第十七章|奔走市井,处处闭门
一夜枕着江涛入眠。
第二日天光大亮,莞江城内早已烟火升腾。大街小巷车马往来,作坊的敲打声、商铺的吆喝声此起彼伏,整座城池早早便运转起来。
简单吃过粗早饭食,林逸便带着方小军出门谋活。
林逸在莞江也算有些情面,心里打的算盘很实在:小军年轻,肯吃苦,只要寻一门行当落脚,踏踏实实熬上几年,日子总能安稳下来。也免得旁人总说,他放着林家的好日子不过,非要在外头漂泊受苦。
二人自城南走到城北,接连拜访好几处作坊与商号。
铁器铺、木器坊、粮行、货栈,一处一处登门。
可每一处结果都大同小异。
掌柜上下打量一番方小军,得知他没有手艺底子,不曾做过工坊活计,皆是摇头回绝。
“我们这里要的是熟手学徒,进来就要上手干活,没时间从零慢慢教人。”
“小伙子看着老实,可我们作坊人手已满,实在腾不出位置。”
“没有一技之长,在莞江讨生活太难,另寻别处吧。”
一上午奔走下来,脚底发酸,得到的却全是婉拒与闭门。
正午日头渐盛,街边树下,二人稍作歇息。街边小贩叫卖吃食,人来人往,人人身上都揣着一门营生。或是手上的手艺,或是嘴皮子功夫,或是往来贩运的门路。

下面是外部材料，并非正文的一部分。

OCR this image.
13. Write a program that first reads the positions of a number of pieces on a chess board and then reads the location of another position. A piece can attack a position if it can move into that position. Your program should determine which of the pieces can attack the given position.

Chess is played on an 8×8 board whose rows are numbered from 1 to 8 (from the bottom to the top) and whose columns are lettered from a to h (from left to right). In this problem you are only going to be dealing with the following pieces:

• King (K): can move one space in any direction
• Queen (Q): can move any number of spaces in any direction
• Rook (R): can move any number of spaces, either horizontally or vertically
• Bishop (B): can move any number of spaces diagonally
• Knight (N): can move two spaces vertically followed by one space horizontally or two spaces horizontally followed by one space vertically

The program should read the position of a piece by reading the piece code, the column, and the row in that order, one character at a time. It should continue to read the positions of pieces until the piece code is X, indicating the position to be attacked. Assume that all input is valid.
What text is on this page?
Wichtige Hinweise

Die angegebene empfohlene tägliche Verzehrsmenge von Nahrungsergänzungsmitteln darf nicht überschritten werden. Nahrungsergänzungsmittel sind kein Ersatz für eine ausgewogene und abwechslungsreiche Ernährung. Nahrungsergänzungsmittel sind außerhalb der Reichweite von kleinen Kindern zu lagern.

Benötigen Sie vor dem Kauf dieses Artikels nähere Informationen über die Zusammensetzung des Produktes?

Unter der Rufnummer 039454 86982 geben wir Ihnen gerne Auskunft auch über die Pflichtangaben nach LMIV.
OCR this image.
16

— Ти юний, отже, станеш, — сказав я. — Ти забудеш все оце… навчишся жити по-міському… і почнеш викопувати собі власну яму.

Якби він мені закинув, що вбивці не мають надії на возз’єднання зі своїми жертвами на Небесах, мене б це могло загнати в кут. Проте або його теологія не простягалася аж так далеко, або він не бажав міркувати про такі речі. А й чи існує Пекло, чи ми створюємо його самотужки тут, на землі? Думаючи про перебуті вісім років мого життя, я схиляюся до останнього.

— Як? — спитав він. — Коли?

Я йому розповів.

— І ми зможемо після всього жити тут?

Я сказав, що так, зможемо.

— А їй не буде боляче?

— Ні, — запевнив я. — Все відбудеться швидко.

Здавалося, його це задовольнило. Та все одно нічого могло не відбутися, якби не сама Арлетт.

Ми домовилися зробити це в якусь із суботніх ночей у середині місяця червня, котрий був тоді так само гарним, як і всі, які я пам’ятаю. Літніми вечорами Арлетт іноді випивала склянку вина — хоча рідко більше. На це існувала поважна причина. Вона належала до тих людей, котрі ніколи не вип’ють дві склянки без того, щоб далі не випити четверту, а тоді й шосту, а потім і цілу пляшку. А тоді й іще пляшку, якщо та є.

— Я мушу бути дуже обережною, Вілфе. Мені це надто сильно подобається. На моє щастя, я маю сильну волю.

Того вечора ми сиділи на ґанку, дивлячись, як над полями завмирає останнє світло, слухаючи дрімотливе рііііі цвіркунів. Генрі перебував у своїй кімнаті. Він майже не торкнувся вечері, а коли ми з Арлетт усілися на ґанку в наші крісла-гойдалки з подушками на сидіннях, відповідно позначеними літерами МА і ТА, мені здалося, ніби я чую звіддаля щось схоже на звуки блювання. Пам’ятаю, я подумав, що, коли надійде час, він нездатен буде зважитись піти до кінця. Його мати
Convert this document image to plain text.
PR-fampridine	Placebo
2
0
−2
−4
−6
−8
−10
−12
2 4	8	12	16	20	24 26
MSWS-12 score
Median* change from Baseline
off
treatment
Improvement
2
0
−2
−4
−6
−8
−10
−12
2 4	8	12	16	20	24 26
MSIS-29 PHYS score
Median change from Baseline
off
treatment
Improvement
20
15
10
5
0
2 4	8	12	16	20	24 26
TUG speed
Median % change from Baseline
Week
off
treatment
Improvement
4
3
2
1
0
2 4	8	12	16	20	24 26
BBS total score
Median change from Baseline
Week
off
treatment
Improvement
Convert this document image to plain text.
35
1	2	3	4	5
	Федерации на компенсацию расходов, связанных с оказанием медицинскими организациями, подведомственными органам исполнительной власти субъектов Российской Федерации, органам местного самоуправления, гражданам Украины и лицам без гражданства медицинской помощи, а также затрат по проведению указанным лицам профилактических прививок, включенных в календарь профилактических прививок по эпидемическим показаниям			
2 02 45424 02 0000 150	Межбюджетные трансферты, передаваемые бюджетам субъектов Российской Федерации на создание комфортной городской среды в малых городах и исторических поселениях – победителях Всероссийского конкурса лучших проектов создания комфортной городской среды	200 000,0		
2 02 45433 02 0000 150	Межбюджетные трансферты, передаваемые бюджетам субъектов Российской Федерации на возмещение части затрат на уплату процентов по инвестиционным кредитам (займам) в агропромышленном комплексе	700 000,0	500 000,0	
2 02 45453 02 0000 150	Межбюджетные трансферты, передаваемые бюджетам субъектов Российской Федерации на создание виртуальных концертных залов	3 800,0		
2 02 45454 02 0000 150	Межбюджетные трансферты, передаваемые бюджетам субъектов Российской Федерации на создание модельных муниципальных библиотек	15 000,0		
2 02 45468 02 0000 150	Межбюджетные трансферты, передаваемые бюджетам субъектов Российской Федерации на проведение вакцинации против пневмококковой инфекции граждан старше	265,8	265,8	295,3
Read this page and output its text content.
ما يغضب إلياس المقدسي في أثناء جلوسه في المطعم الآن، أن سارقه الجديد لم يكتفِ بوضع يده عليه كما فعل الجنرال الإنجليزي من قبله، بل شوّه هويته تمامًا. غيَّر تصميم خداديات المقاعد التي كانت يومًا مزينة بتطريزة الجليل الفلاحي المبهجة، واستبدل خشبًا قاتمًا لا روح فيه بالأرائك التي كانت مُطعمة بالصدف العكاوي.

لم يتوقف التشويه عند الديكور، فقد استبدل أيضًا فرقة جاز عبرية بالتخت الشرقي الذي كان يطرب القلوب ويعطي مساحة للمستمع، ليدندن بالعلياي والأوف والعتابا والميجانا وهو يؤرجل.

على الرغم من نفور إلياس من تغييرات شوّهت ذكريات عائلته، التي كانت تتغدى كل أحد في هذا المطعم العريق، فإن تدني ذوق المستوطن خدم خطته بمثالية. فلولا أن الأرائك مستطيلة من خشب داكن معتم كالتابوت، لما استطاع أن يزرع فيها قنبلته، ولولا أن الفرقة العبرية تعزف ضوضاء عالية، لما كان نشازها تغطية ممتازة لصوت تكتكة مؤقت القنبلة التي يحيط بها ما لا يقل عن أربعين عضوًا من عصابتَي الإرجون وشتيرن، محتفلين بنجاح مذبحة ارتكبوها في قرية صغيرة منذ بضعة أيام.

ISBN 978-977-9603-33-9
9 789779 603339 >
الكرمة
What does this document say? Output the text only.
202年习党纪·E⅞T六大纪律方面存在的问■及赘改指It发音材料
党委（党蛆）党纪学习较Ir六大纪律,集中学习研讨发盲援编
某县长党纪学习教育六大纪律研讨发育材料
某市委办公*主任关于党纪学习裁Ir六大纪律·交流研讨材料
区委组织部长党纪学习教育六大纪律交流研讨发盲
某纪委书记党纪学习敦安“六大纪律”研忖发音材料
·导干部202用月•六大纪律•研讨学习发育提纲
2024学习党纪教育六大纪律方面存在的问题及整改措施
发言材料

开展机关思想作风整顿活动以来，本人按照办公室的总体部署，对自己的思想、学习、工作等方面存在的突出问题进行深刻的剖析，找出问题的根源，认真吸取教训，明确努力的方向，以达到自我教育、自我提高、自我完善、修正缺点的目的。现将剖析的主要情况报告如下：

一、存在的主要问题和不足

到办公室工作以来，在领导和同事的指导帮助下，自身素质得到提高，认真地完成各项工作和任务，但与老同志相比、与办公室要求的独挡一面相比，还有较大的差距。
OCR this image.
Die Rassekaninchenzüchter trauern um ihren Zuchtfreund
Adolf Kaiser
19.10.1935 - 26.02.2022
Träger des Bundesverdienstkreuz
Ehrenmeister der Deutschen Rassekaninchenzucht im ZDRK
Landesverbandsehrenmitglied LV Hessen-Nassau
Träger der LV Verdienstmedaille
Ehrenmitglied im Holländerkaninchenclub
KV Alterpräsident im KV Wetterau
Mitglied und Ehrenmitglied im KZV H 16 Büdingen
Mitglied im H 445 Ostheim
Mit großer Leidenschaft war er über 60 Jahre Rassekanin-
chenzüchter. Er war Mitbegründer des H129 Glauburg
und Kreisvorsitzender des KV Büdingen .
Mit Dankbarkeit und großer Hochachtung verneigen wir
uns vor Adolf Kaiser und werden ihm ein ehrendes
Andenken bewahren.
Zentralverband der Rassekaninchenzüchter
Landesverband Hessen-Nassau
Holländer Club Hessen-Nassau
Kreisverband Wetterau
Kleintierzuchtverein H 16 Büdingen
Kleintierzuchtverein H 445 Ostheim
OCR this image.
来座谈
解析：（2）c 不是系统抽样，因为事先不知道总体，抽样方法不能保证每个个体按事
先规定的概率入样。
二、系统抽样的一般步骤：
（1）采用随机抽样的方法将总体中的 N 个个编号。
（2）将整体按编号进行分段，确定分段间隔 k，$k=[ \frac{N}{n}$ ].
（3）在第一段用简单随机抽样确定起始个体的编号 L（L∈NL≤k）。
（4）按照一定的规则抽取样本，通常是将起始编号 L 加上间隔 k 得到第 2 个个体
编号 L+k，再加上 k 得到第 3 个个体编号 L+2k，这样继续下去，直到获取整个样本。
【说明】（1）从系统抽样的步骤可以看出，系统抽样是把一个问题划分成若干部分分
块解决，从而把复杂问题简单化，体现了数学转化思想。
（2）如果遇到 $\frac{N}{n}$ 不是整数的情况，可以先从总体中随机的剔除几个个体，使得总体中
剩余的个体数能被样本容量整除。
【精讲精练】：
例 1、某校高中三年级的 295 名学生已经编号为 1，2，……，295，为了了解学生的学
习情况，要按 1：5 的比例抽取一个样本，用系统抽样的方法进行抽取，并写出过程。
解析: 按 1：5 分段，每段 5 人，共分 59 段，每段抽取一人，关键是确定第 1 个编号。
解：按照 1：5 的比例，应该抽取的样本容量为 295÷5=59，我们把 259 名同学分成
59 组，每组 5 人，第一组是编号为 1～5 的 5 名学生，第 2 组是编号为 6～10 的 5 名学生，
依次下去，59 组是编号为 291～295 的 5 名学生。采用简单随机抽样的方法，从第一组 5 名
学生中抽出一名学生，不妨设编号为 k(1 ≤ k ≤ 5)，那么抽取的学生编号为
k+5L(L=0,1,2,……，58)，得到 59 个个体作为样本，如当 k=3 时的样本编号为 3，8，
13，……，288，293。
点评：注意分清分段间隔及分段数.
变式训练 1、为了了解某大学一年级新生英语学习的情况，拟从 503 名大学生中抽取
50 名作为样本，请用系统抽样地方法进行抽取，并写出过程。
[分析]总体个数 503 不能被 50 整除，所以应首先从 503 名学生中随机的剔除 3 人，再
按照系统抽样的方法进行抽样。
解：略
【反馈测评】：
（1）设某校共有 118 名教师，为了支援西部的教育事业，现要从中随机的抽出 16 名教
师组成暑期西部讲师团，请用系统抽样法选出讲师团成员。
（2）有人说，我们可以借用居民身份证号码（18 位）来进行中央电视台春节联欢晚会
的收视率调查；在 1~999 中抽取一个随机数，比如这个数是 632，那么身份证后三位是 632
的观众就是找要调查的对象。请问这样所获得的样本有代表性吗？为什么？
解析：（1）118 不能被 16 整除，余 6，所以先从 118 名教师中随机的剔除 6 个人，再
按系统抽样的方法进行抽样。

唯独方小军,空有一身力气与一腔执拗,拿不出可以换饭吃的本事。
林逸坐在石阶上,望着街上来往行人,心中的无奈又重了几分。
他不是没有尽力,可这座繁华城池,只认本事,不看骨气。骨气填不饱肚子,执拗换不来一份差事。
他侧头看向身旁沉默的少年,语气带着几分恨铁不成钢:
“你看,这便是你执意要走的路。当初若是应下入赘,锦衣吃食、安稳前程唾手可得,何至于如今四处碰壁,连一份营生都求不来。”
这话不算苛责,是亲眼目睹现实之后的感慨。
方小军垂着眼,指尖微微攥紧,心中不是没有酸涩。一次次被拒,挫败感实实在在压在肩头。可他没有后悔。
“我明白。”他声音不高,却十分笃定,“我如今一无所有,所以才要学一门本事。若是靠着婚事把前路全部铺好,我这一生,永远都活在别人的屋檐之下。”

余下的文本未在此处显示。